RASGAPs are closely associated with urological cancers, and their function in these cancers is complicated. Therefore, future research should focus on elucidating the mechanisms through which RASGAPs contribute to the development and progression of urological cancers. Such research could provide new insights into targeted therapies in urological cancers.

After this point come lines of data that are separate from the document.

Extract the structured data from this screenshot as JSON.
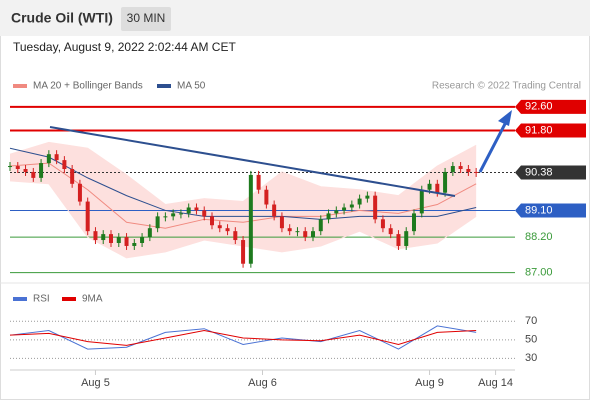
{
  "chart_data": {
    "type": "candlestick",
    "title": "Crude Oil (WTI)",
    "timeframe": "30 MIN",
    "date": "Tuesday, August 9, 2022 2:02:44 AM CET",
    "credit": "Research © 2022 Trading Central",
    "xlim": [
      0,
      65
    ],
    "xticks": [
      {
        "value": 11,
        "label": "Aug 5"
      },
      {
        "value": 32.5,
        "label": "Aug 6"
      },
      {
        "value": 54,
        "label": "Aug 9"
      },
      {
        "value": 62.5,
        "label": "Aug 14"
      }
    ],
    "ylim": [
      86.75,
      93
    ],
    "closes": [
      90.6,
      90.5,
      90.4,
      90.2,
      90.7,
      91.0,
      90.8,
      90.5,
      90.0,
      89.4,
      88.4,
      88.1,
      88.3,
      88.0,
      88.2,
      87.9,
      88.0,
      88.2,
      88.5,
      88.9,
      88.9,
      89.0,
      89.0,
      89.2,
      89.1,
      88.9,
      88.6,
      88.5,
      88.4,
      88.1,
      87.3,
      90.3,
      89.8,
      89.3,
      88.9,
      88.5,
      88.4,
      88.4,
      88.2,
      88.4,
      88.8,
      89.0,
      89.1,
      89.2,
      89.3,
      89.5,
      89.6,
      88.8,
      88.5,
      88.3,
      87.9,
      88.4,
      89.0,
      89.8,
      90.0,
      89.7,
      90.4,
      90.6,
      90.5,
      90.4,
      90.38
    ],
    "up_color": "#1e7a1e",
    "down_color": "#d42020",
    "overlays": [
      {
        "name": "MA 20 + Bollinger Bands",
        "color": "#f08a80",
        "band_color": "#fde0de",
        "x": [
          0,
          5,
          10,
          15,
          20,
          25,
          30,
          35,
          40,
          45,
          50,
          55,
          60
        ],
        "values": [
          90.6,
          90.7,
          89.8,
          88.7,
          88.5,
          88.8,
          88.7,
          88.9,
          88.9,
          89.1,
          89.0,
          89.3,
          90.0
        ],
        "upper": [
          91.0,
          91.4,
          91.2,
          90.3,
          89.3,
          89.5,
          89.4,
          90.4,
          89.9,
          89.8,
          89.6,
          90.6,
          91.3
        ],
        "lower": [
          90.1,
          90.0,
          88.2,
          87.5,
          87.7,
          88.1,
          87.9,
          87.7,
          87.9,
          88.4,
          87.8,
          88.0,
          88.9
        ]
      },
      {
        "name": "MA 50",
        "color": "#2d4f8f",
        "x": [
          0,
          5,
          10,
          15,
          20,
          25,
          30,
          35,
          40,
          45,
          50,
          55,
          60
        ],
        "values": [
          91.2,
          90.9,
          90.2,
          89.6,
          89.1,
          88.9,
          88.9,
          88.9,
          88.8,
          88.9,
          88.9,
          88.9,
          89.2
        ]
      }
    ],
    "levels": [
      {
        "value": 92.6,
        "label": "92.60",
        "color": "#e00000",
        "style": "box"
      },
      {
        "value": 91.8,
        "label": "91.80",
        "color": "#e00000",
        "style": "box"
      },
      {
        "value": 90.38,
        "label": "90.38",
        "color": "#333333",
        "style": "current"
      },
      {
        "value": 89.1,
        "label": "89.10",
        "color": "#2d5fc4",
        "style": "box"
      },
      {
        "value": 88.2,
        "label": "88.20",
        "color": "#3a9a3a",
        "style": "text"
      },
      {
        "value": 87.0,
        "label": "87.00",
        "color": "#3a9a3a",
        "style": "text"
      }
    ],
    "rsi": {
      "ylim": [
        12,
        93
      ],
      "yticks": [
        70,
        50,
        30
      ],
      "series": [
        {
          "name": "RSI",
          "color": "#4a72d4",
          "x": [
            0,
            5,
            10,
            15,
            20,
            25,
            30,
            35,
            40,
            45,
            50,
            55,
            60
          ],
          "values": [
            55,
            60,
            40,
            42,
            58,
            62,
            45,
            52,
            48,
            60,
            40,
            65,
            58
          ]
        },
        {
          "name": "9MA",
          "color": "#e00000",
          "x": [
            0,
            5,
            10,
            15,
            20,
            25,
            30,
            35,
            40,
            45,
            50,
            55,
            60
          ],
          "values": [
            55,
            57,
            48,
            44,
            52,
            60,
            52,
            50,
            49,
            55,
            45,
            58,
            60
          ]
        }
      ]
    }
  }
}
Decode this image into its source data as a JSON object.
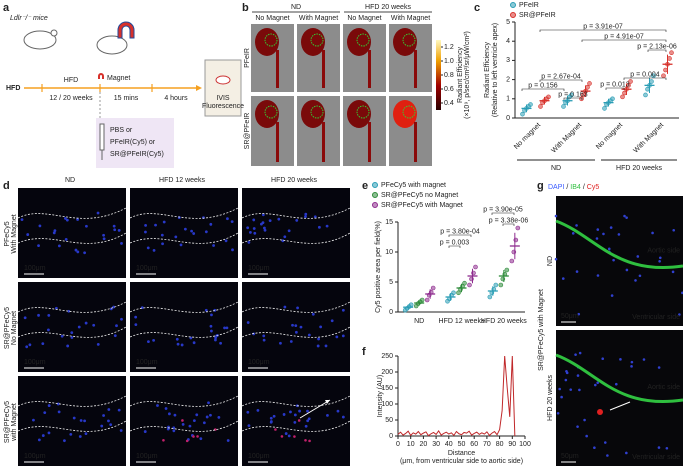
{
  "figure": {
    "panel_labels": [
      "a",
      "b",
      "c",
      "d",
      "e",
      "f",
      "g"
    ],
    "a": {
      "mice": "Ldlr⁻/⁻ mice",
      "hfd_arrow": "HFD",
      "hfd": "HFD",
      "duration": "12 / 20 weeks",
      "magnet": "Magnet",
      "magnet_time": "15 mins",
      "wait": "4 hours",
      "readout": [
        "IVIS",
        "Fluorescence"
      ],
      "injection": [
        "PBS or",
        "PFeIR(Cy5) or",
        "SR@PFeIR(Cy5)"
      ]
    },
    "b": {
      "groups": [
        "ND",
        "HFD 20 weeks"
      ],
      "columns": [
        "No Magnet",
        "With Magnet",
        "No Magnet",
        "With Magnet"
      ],
      "rows": [
        "PFeIR",
        "SR@PFeIR"
      ],
      "colorbar_label": [
        "Radiant Efficiency",
        "(×10⁹, p/sec/cm²/sr/μW/cm²)"
      ],
      "colorbar_lim": [
        0.3,
        1.3
      ],
      "colorbar_ticks": [
        0.4,
        0.6,
        0.8,
        {
          "value": 1,
          "label": "1.0"
        },
        1.2
      ]
    },
    "d": {
      "columns": [
        "ND",
        "HFD 12 weeks",
        "HFD 20 weeks"
      ],
      "rows": [
        [
          "PFeCy5",
          "With Magnet"
        ],
        [
          "SR@PFeCy5",
          "No Magnet"
        ],
        [
          "SR@PFeCy5",
          "with Magnet"
        ]
      ],
      "scale_bar": "100μm"
    },
    "g": {
      "stains": [
        "DAPI",
        "IB4",
        "Cy5"
      ],
      "stain_colors": [
        "#3a5bff",
        "#2fbf3f",
        "#e02020"
      ],
      "separator": "/",
      "rows": [
        "ND",
        "HFD 20 weeks"
      ],
      "group": "SR@PFeCy5 with Magnet",
      "aortic": "Aortic side",
      "ventricular": "Ventricular side",
      "scale_bar": "50μm"
    }
  },
  "chart_data": [
    {
      "type": "dot",
      "ylabel": [
        "Radiant Efficiency",
        "(Relative to left ventricle apex)"
      ],
      "categories": [
        "No magnet",
        "With Magnet",
        "No magnet",
        "With Magnet"
      ],
      "groups": [
        "ND",
        "HFD 20 weeks"
      ],
      "ylim": [
        0,
        5
      ],
      "yticks": [
        0,
        1,
        2,
        3,
        4,
        5
      ],
      "series": [
        {
          "name": "PFeIR",
          "color": "#2a9db5",
          "values": [
            0.5,
            0.9,
            0.8,
            1.7
          ],
          "errors": [
            0.2,
            0.25,
            0.2,
            0.4
          ],
          "points": [
            [
              0.2,
              0.4,
              0.5,
              0.6,
              0.7
            ],
            [
              0.6,
              0.8,
              0.9,
              1.1,
              1.2
            ],
            [
              0.5,
              0.7,
              0.8,
              0.9,
              1.0
            ],
            [
              1.2,
              1.5,
              1.7,
              1.9,
              2.2
            ]
          ]
        },
        {
          "name": "SR@PFeIR",
          "color": "#d7312b",
          "values": [
            0.9,
            1.4,
            1.5,
            2.8
          ],
          "errors": [
            0.2,
            0.3,
            0.3,
            0.5
          ],
          "points": [
            [
              0.6,
              0.8,
              0.9,
              1.0,
              1.1
            ],
            [
              1.0,
              1.2,
              1.4,
              1.6,
              1.8
            ],
            [
              1.1,
              1.3,
              1.5,
              1.7,
              1.9
            ],
            [
              2.2,
              2.5,
              2.8,
              3.1,
              3.4
            ]
          ]
        }
      ],
      "annotations": [
        "p = 2.67e-04",
        "p = 0.156",
        "p = 0.163",
        "p = 0.004",
        "p = 0.013",
        "p = 3.91e-07",
        "p = 4.91e-07",
        "p = 2.13e-06"
      ]
    },
    {
      "type": "dot",
      "ylabel": [
        "Cy5 positive area per field(%)"
      ],
      "categories": [
        "ND",
        "HFD 12 weeks",
        "HFD 20 weeks"
      ],
      "ylim": [
        0,
        15
      ],
      "yticks": [
        0,
        5,
        10,
        15
      ],
      "series": [
        {
          "name": "PFeCy5 with magnet",
          "color": "#2a9db5",
          "values": [
            0.8,
            2.5,
            3.5
          ],
          "errors": [
            0.4,
            0.6,
            0.8
          ],
          "points": [
            [
              0.3,
              0.6,
              0.9,
              1.2
            ],
            [
              1.8,
              2.2,
              2.8,
              3.2
            ],
            [
              2.5,
              3.2,
              3.8,
              4.5
            ]
          ]
        },
        {
          "name": "SR@PFeCy5 no Magnet",
          "color": "#2e8b3a",
          "values": [
            1.5,
            4,
            6
          ],
          "errors": [
            0.4,
            0.7,
            1
          ],
          "points": [
            [
              1.0,
              1.4,
              1.7,
              2.0
            ],
            [
              3.2,
              3.8,
              4.3,
              4.8
            ],
            [
              4.5,
              5.5,
              6.3,
              7.0
            ]
          ]
        },
        {
          "name": "SR@PFeCy5 with Magnet",
          "color": "#8e2c8e",
          "values": [
            3,
            6,
            11
          ],
          "errors": [
            0.8,
            1.2,
            2.2
          ],
          "points": [
            [
              2.0,
              2.8,
              3.3,
              4.0
            ],
            [
              4.5,
              5.5,
              6.5,
              7.5
            ],
            [
              8.5,
              10,
              12,
              14
            ]
          ]
        }
      ],
      "annotations": [
        "p = 3.80e-04",
        "p = 0.003",
        "p = 3.90e-05",
        "p = 3.38e-06"
      ]
    },
    {
      "type": "line",
      "ylabel": [
        "Intensity (AU)"
      ],
      "xlabel": [
        "Distance",
        "(μm, from ventricular side to aortic side)"
      ],
      "xlim": [
        0,
        100
      ],
      "xticks": [
        0,
        10,
        20,
        30,
        40,
        50,
        60,
        70,
        80,
        90,
        100
      ],
      "ylim": [
        0,
        250
      ],
      "yticks": [
        0,
        50,
        100,
        150,
        200,
        250
      ],
      "x": [
        0,
        2,
        4,
        6,
        8,
        10,
        12,
        14,
        16,
        18,
        20,
        22,
        24,
        26,
        28,
        30,
        32,
        34,
        36,
        38,
        40,
        42,
        44,
        46,
        48,
        50,
        52,
        54,
        56,
        58,
        60,
        62,
        64,
        66,
        68,
        70,
        72,
        74,
        76,
        78,
        80,
        82,
        84,
        86,
        88,
        90,
        92
      ],
      "series": [
        {
          "color": "#c0282a",
          "values": [
            5,
            12,
            3,
            8,
            15,
            2,
            10,
            6,
            14,
            4,
            9,
            13,
            1,
            7,
            11,
            5,
            16,
            3,
            8,
            12,
            6,
            10,
            2,
            14,
            7,
            4,
            11,
            9,
            15,
            3,
            8,
            12,
            5,
            10,
            6,
            13,
            2,
            9,
            14,
            4,
            20,
            80,
            250,
            150,
            60,
            250,
            0
          ]
        }
      ]
    }
  ]
}
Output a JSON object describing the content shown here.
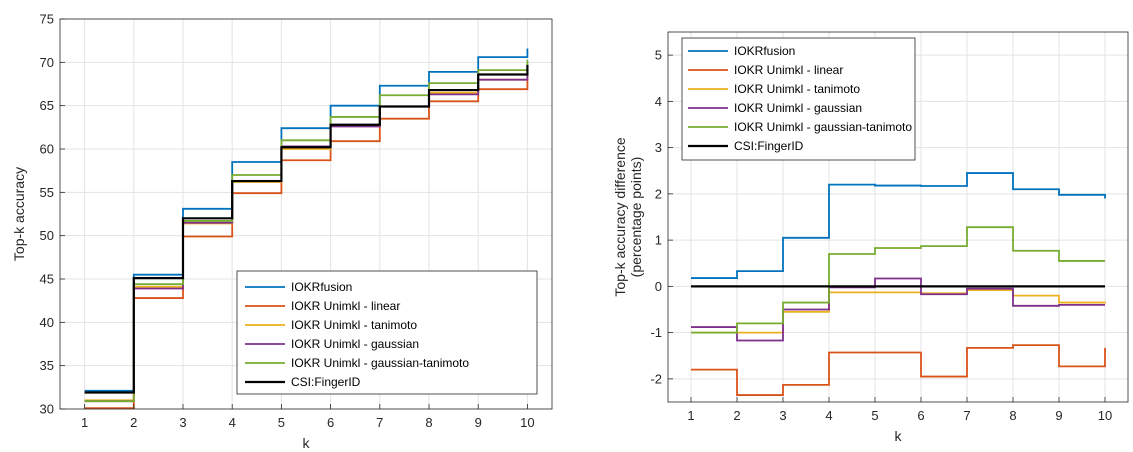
{
  "chart_data": [
    {
      "type": "line",
      "step": true,
      "xlabel": "k",
      "ylabel": "Top-k accuracy",
      "xlim": [
        0.5,
        10.5
      ],
      "ylim": [
        30,
        75
      ],
      "xticks": [
        1,
        2,
        3,
        4,
        5,
        6,
        7,
        8,
        9,
        10
      ],
      "yticks": [
        30,
        35,
        40,
        45,
        50,
        55,
        60,
        65,
        70,
        75
      ],
      "grid": true,
      "legend_position": "bottom-right",
      "x": [
        1,
        2,
        3,
        4,
        5,
        6,
        7,
        8,
        9,
        10
      ],
      "series": [
        {
          "name": "IOKRfusion",
          "color": "#0072BD",
          "values": [
            32.1,
            45.5,
            53.1,
            58.5,
            62.4,
            65.0,
            67.3,
            68.9,
            70.6,
            71.6
          ]
        },
        {
          "name": "IOKR Unimkl - linear",
          "color": "#D95319",
          "values": [
            30.1,
            42.8,
            49.9,
            54.9,
            58.7,
            60.9,
            63.5,
            65.5,
            66.9,
            68.2
          ]
        },
        {
          "name": "IOKR Unimkl - tanimoto",
          "color": "#EDB120",
          "values": [
            31.0,
            44.1,
            51.4,
            56.2,
            60.0,
            62.7,
            64.9,
            66.5,
            68.0,
            69.4
          ]
        },
        {
          "name": "IOKR Unimkl - gaussian",
          "color": "#7E2F8E",
          "values": [
            30.9,
            43.9,
            51.5,
            56.3,
            60.3,
            62.6,
            64.9,
            66.3,
            68.0,
            69.3
          ]
        },
        {
          "name": "IOKR Unimkl - gaussian-tanimoto",
          "color": "#77AC30",
          "values": [
            30.9,
            44.4,
            51.7,
            57.0,
            61.0,
            63.7,
            66.2,
            67.6,
            69.1,
            70.3
          ]
        },
        {
          "name": "CSI:FingerID",
          "color": "#000000",
          "values": [
            31.9,
            45.1,
            52.0,
            56.3,
            60.2,
            62.8,
            64.9,
            66.8,
            68.6,
            69.7
          ]
        }
      ]
    },
    {
      "type": "line",
      "step": true,
      "xlabel": "k",
      "ylabel": "Top-k accuracy difference",
      "ylabel2": "(percentage points)",
      "xlim": [
        0.5,
        10.5
      ],
      "ylim": [
        -2.5,
        5.5
      ],
      "xticks": [
        1,
        2,
        3,
        4,
        5,
        6,
        7,
        8,
        9,
        10
      ],
      "yticks": [
        -2,
        -1,
        0,
        1,
        2,
        3,
        4,
        5
      ],
      "grid": true,
      "legend_position": "top-left",
      "x": [
        1,
        2,
        3,
        4,
        5,
        6,
        7,
        8,
        9,
        10
      ],
      "series": [
        {
          "name": "IOKRfusion",
          "color": "#0072BD",
          "values": [
            0.18,
            0.33,
            1.05,
            2.2,
            2.18,
            2.17,
            2.45,
            2.1,
            1.98,
            1.9
          ]
        },
        {
          "name": "IOKR Unimkl - linear",
          "color": "#D95319",
          "values": [
            -1.8,
            -2.35,
            -2.13,
            -1.43,
            -1.43,
            -1.95,
            -1.33,
            -1.27,
            -1.73,
            -1.33
          ]
        },
        {
          "name": "IOKR Unimkl - tanimoto",
          "color": "#EDB120",
          "values": [
            -1.0,
            -1.0,
            -0.55,
            -0.13,
            -0.13,
            -0.15,
            -0.08,
            -0.2,
            -0.35,
            -0.33
          ]
        },
        {
          "name": "IOKR Unimkl - gaussian",
          "color": "#7E2F8E",
          "values": [
            -0.88,
            -1.17,
            -0.5,
            -0.02,
            0.17,
            -0.17,
            -0.05,
            -0.42,
            -0.4,
            -0.4
          ]
        },
        {
          "name": "IOKR Unimkl - gaussian-tanimoto",
          "color": "#77AC30",
          "values": [
            -1.0,
            -0.8,
            -0.35,
            0.7,
            0.83,
            0.87,
            1.28,
            0.77,
            0.55,
            0.55
          ]
        },
        {
          "name": "CSI:FingerID",
          "color": "#000000",
          "values": [
            0,
            0,
            0,
            0,
            0,
            0,
            0,
            0,
            0,
            0
          ]
        }
      ]
    }
  ]
}
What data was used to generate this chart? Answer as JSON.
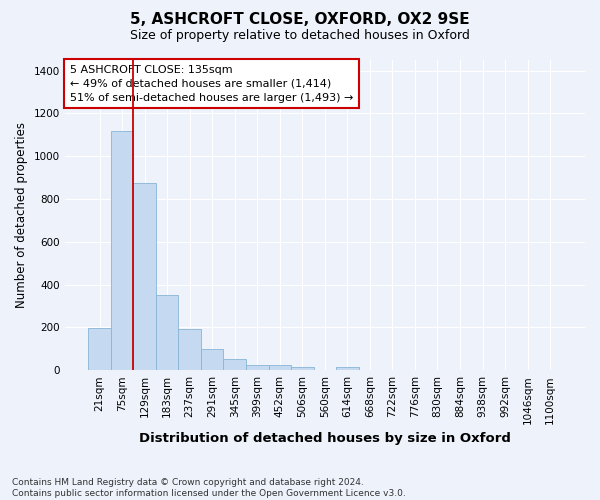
{
  "title": "5, ASHCROFT CLOSE, OXFORD, OX2 9SE",
  "subtitle": "Size of property relative to detached houses in Oxford",
  "xlabel": "Distribution of detached houses by size in Oxford",
  "ylabel": "Number of detached properties",
  "categories": [
    "21sqm",
    "75sqm",
    "129sqm",
    "183sqm",
    "237sqm",
    "291sqm",
    "345sqm",
    "399sqm",
    "452sqm",
    "506sqm",
    "560sqm",
    "614sqm",
    "668sqm",
    "722sqm",
    "776sqm",
    "830sqm",
    "884sqm",
    "938sqm",
    "992sqm",
    "1046sqm",
    "1100sqm"
  ],
  "values": [
    197,
    1120,
    877,
    352,
    192,
    100,
    53,
    25,
    22,
    17,
    0,
    15,
    0,
    0,
    0,
    0,
    0,
    0,
    0,
    0,
    0
  ],
  "bar_color": "#c5d9f0",
  "bar_edge_color": "#8ab4d8",
  "vline_index": 2,
  "vline_color": "#cc0000",
  "annotation_line1": "5 ASHCROFT CLOSE: 135sqm",
  "annotation_line2": "← 49% of detached houses are smaller (1,414)",
  "annotation_line3": "51% of semi-detached houses are larger (1,493) →",
  "annotation_box_color": "#ffffff",
  "annotation_box_edge_color": "#cc0000",
  "ylim": [
    0,
    1450
  ],
  "yticks": [
    0,
    200,
    400,
    600,
    800,
    1000,
    1200,
    1400
  ],
  "background_color": "#edf2fb",
  "grid_color": "#ffffff",
  "footnote": "Contains HM Land Registry data © Crown copyright and database right 2024.\nContains public sector information licensed under the Open Government Licence v3.0.",
  "title_fontsize": 11,
  "subtitle_fontsize": 9,
  "xlabel_fontsize": 9.5,
  "ylabel_fontsize": 8.5,
  "tick_fontsize": 7.5,
  "annot_fontsize": 8,
  "footnote_fontsize": 6.5
}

The distinct molecular features of RASGAPs in urological cancers provide a basis for exploring the targeting of the RAS signaling pathway therapies. Continued research into the molecular mechanisms by which RASGAPs govern RAS activation and inactivation, as well as into the specific roles of RASGAPs in various cancer contexts, will enhance our understanding of tumor biology and offer promising avenues for therapeutic intervention. However, the complexity of the RAS signaling pathway necessitates a nuanced approach, as therapeutic targeting must consider the broader signaling network and potential compensatory mechanisms within cancer cells.